Attacks on critical thinking vs. cheers for scapegoating

by Systemic Disorder Friday, Jul. 06, 2012 at 6:29 AM

The different responses between Occupy and the “Tea Party” lie in their messages.

On the surface, it seems a mystery. Occupy Wall Street protestors organized peaceful protests, concentrated their critiques on the financial institutions responsible for the worst economic downturn in eight decades and consciously used inclusive language to unite people. Yet Occupy was subjected to brutal police assaults as part of a coordinated government campaign against it, and has increasingly faced volleys of disapproval in the mass media.

By contrast, “Tea Party” protestors routinely used threatening language, brought weapons not only to their own demonstrations but to public talks of government office holders, attacked government institutions in denunciatory language and sought to divide people through scapegoating.

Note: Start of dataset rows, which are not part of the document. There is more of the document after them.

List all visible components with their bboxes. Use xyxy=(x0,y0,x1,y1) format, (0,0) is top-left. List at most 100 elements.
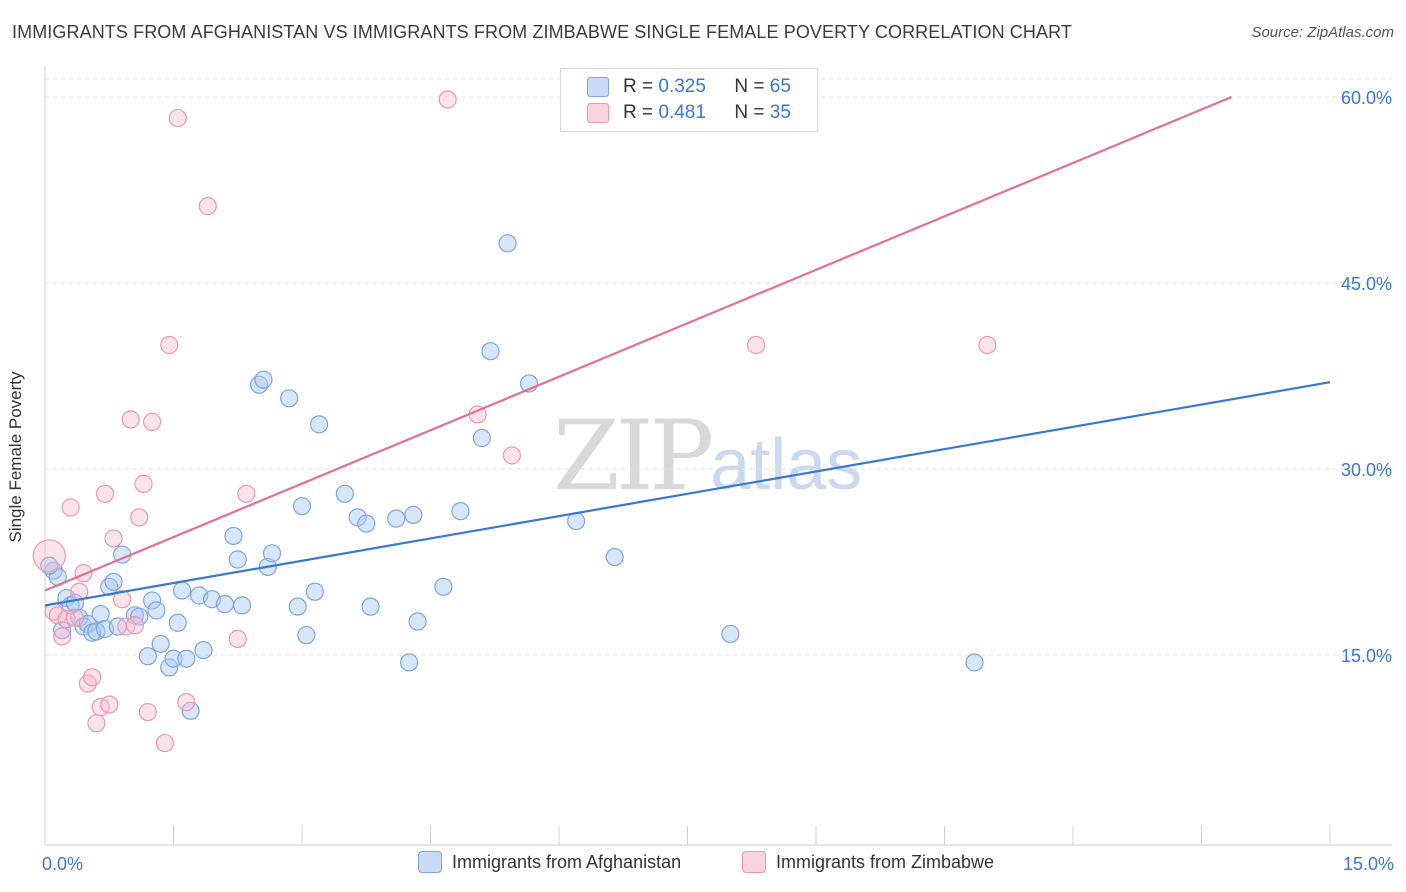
zimbabwe-point xyxy=(978,335,997,355)
legend-n-label: N = xyxy=(734,102,765,123)
correlation-legend: R = 0.325 N = 65 R = 0.481 N = 35 xyxy=(560,68,818,132)
afghanistan-point xyxy=(138,647,157,666)
afghanistan-point xyxy=(130,607,149,626)
trend-line-afghanistan xyxy=(44,381,1331,607)
legend-swatch-zimbabwe xyxy=(587,103,609,123)
afghanistan-point xyxy=(481,342,500,361)
afghanistan-point xyxy=(151,634,170,653)
legend-r-label: R = xyxy=(623,102,654,123)
afghanistan-point xyxy=(605,547,624,567)
zimbabwe-point xyxy=(155,733,175,753)
x-tick-label: 15.0% xyxy=(1343,854,1394,874)
afghanistan-point xyxy=(215,595,234,614)
legend-r-label: R = xyxy=(623,76,654,97)
zimbabwe-point xyxy=(95,484,115,503)
zimbabwe-point xyxy=(112,590,132,609)
afghanistan-point xyxy=(53,621,72,640)
legend-row-zimbabwe: R = 0.481 N = 35 xyxy=(587,101,791,125)
legend-r-value: 0.481 xyxy=(658,102,706,123)
afghanistan-point xyxy=(164,649,183,668)
afghanistan-point xyxy=(434,577,453,596)
afghanistan-point xyxy=(280,389,299,408)
trend-lines xyxy=(44,95,1331,607)
y-tick-label: 30.0% xyxy=(1341,460,1392,480)
legend-r-value: 0.325 xyxy=(658,76,706,97)
zimbabwe-point xyxy=(104,529,123,548)
zimbabwe-point xyxy=(125,616,145,635)
y-tick-label: 60.0% xyxy=(1341,88,1392,108)
afghanistan-point xyxy=(310,415,329,434)
afghanistan-point xyxy=(168,613,187,632)
afghanistan-point xyxy=(361,597,380,616)
y-tick-label: 45.0% xyxy=(1341,274,1392,294)
zimbabwe-point xyxy=(502,446,521,465)
afghanistan-point xyxy=(194,640,213,660)
afghanistan-point xyxy=(451,502,470,521)
legend-label-zimbabwe: Immigrants from Zimbabwe xyxy=(776,851,995,872)
afghanistan-point xyxy=(357,514,376,533)
afghanistan-point xyxy=(404,505,423,524)
axes xyxy=(44,66,1392,846)
legend-n-label: N = xyxy=(734,76,765,97)
legend-item-afghanistan: Immigrants from Afghanistan xyxy=(418,851,681,873)
zimbabwe-point xyxy=(438,90,457,109)
afghanistan-point xyxy=(335,484,354,503)
grid-lines xyxy=(45,78,1392,656)
afghanistan-point xyxy=(160,658,179,677)
afghanistan-point xyxy=(965,653,984,672)
zimbabwe-point xyxy=(160,335,179,355)
afghanistan-point xyxy=(91,604,110,624)
legend-n-value: 65 xyxy=(769,76,791,97)
afghanistan-point xyxy=(40,556,59,575)
afghanistan-point xyxy=(408,612,427,631)
legend-swatch-zimbabwe xyxy=(742,851,766,873)
y-axis-label: Single Female Poverty xyxy=(6,371,25,543)
source-credit: Source: ZipAtlas.com xyxy=(1251,24,1394,41)
zimbabwe-point xyxy=(83,668,102,687)
zimbabwe-point xyxy=(32,539,66,573)
zimbabwe-point xyxy=(746,335,766,355)
zimbabwe-point xyxy=(130,508,149,527)
chart-title: IMMIGRANTS FROM AFGHANISTAN VS IMMIGRANT… xyxy=(12,22,1072,42)
afghanistan-point xyxy=(254,370,273,389)
afghanistan-point xyxy=(399,653,419,672)
afghanistan-point xyxy=(288,597,307,616)
zimbabwe-point xyxy=(168,108,187,128)
legend-n-value: 35 xyxy=(769,102,791,123)
zimbabwe-point xyxy=(138,702,157,722)
zimbabwe-point xyxy=(237,484,256,503)
zimbabwe-point xyxy=(228,629,247,648)
afghanistan-point xyxy=(297,626,316,645)
afghanistan-point xyxy=(147,601,166,620)
series-legend: Immigrants from Afghanistan Immigrants f… xyxy=(0,851,1406,879)
legend-row-afghanistan: R = 0.325 N = 65 xyxy=(587,75,791,99)
zimbabwe-point xyxy=(100,695,119,714)
legend-label-afghanistan: Immigrants from Afghanistan xyxy=(452,851,682,872)
afghanistan-point xyxy=(228,550,247,569)
zimbabwe-point xyxy=(121,410,140,429)
afghanistan-point xyxy=(721,624,740,644)
trend-line-zimbabwe xyxy=(44,95,1232,592)
zimbabwe-point xyxy=(87,714,106,733)
tick-labels: 15.0% 30.0% 45.0% 60.0% 0.0% 15.0% xyxy=(42,88,1394,874)
zimbabwe-point xyxy=(53,627,72,646)
zimbabwe-point xyxy=(177,693,196,712)
y-tick-label: 15.0% xyxy=(1341,646,1392,666)
zimbabwe-point xyxy=(134,474,153,493)
zimbabwe-point xyxy=(142,412,162,431)
afghanistan-point xyxy=(177,649,196,668)
x-tick-label: 0.0% xyxy=(42,854,83,874)
afghanistan-point xyxy=(472,428,491,448)
afghanistan-point xyxy=(305,582,324,601)
series-afghanistan-points xyxy=(40,234,984,720)
zimbabwe-point xyxy=(61,498,80,517)
afghanistan-point xyxy=(387,509,406,528)
afghanistan-point xyxy=(262,544,282,563)
afghanistan-point xyxy=(232,596,252,615)
legend-swatch-afghanistan xyxy=(418,851,442,873)
legend-item-zimbabwe: Immigrants from Zimbabwe xyxy=(742,851,994,873)
afghanistan-point xyxy=(224,526,243,546)
afghanistan-point xyxy=(181,701,200,720)
watermark-atlas: atlas xyxy=(710,425,863,505)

Yet the Tea Party was lovingly embraced by the mass media and allowed to operate unimpeded by law enforcement and other institutions.

These contrasting responses were not monolithic, and we can all cite exceptions. Nonetheless, there is no mistaking the general tenor of the responses. On the surface this may appear to be a mystery, but it is not at all mysterious once we examine a little closer.

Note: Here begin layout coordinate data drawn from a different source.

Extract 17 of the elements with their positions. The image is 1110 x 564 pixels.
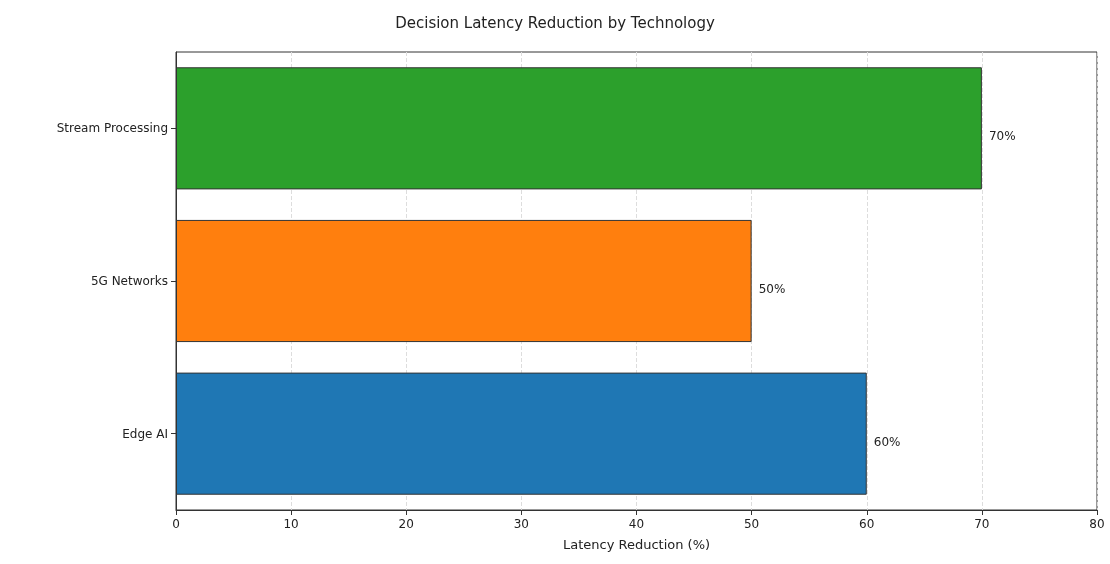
- y-tick-label: 5G Networks: [90, 274, 168, 288]
- x-tick-label: 80: [1089, 517, 1105, 531]
- data-label: 50%: [758, 282, 786, 296]
- x-tick-label: 70: [974, 517, 990, 531]
- data-label: 60%: [873, 434, 901, 449]
- x-axis-title: Latency Reduction (%): [562, 537, 711, 552]
- x-tick-label: 40: [628, 517, 645, 531]
- data-label: 70%: [988, 129, 1016, 144]
- y-tick-label: Edge AI: [122, 426, 168, 441]
- x-tick-label: 30: [513, 517, 530, 531]
- x-tick-label: 10: [283, 517, 299, 531]
- x-tick-label: 60: [859, 517, 875, 531]
- y-tick-label: Stream Processing: [56, 121, 168, 136]
- chart-title: Decision Latency Reduction by Technology: [395, 13, 715, 32]
- x-tick-label: 0: [172, 517, 180, 531]
- x-tick-label: 20: [398, 517, 414, 531]
- x-tick-label: 50: [743, 517, 760, 531]
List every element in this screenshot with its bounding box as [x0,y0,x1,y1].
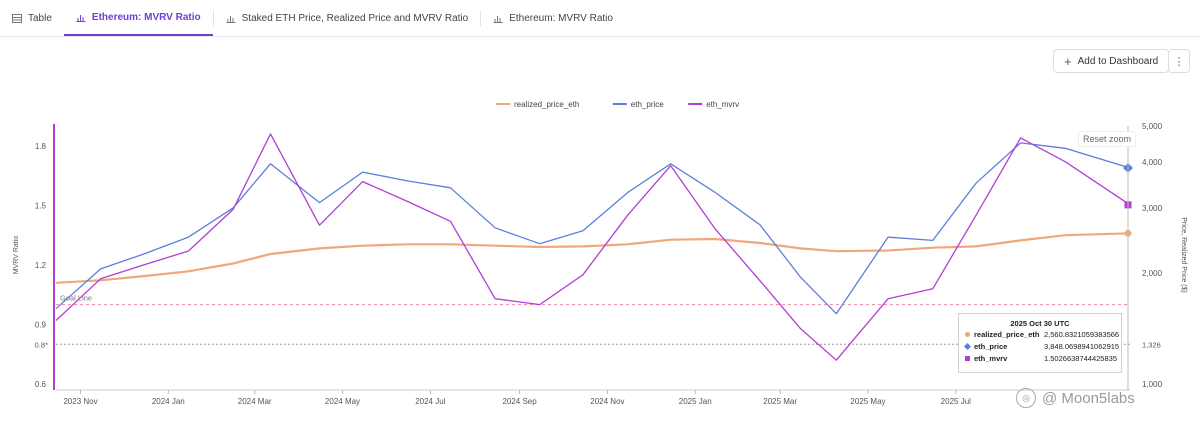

Occupy was and is a genuine grassroots movement, and the hundreds of Occupies that spontaneously followed the example of Occupy Wall Street demonstrated that a large pool of discontent and anger about the corporate domination of the United States exists. That discontent may sometimes be unfocused — leading to a sometimes confusing plethora of messages at Occupy encampments and demonstrations — but it is very real, based on the reality of the lives of working people (including students). And it is precisely this bottom-up self-organization that engendered the wrath of the establishment.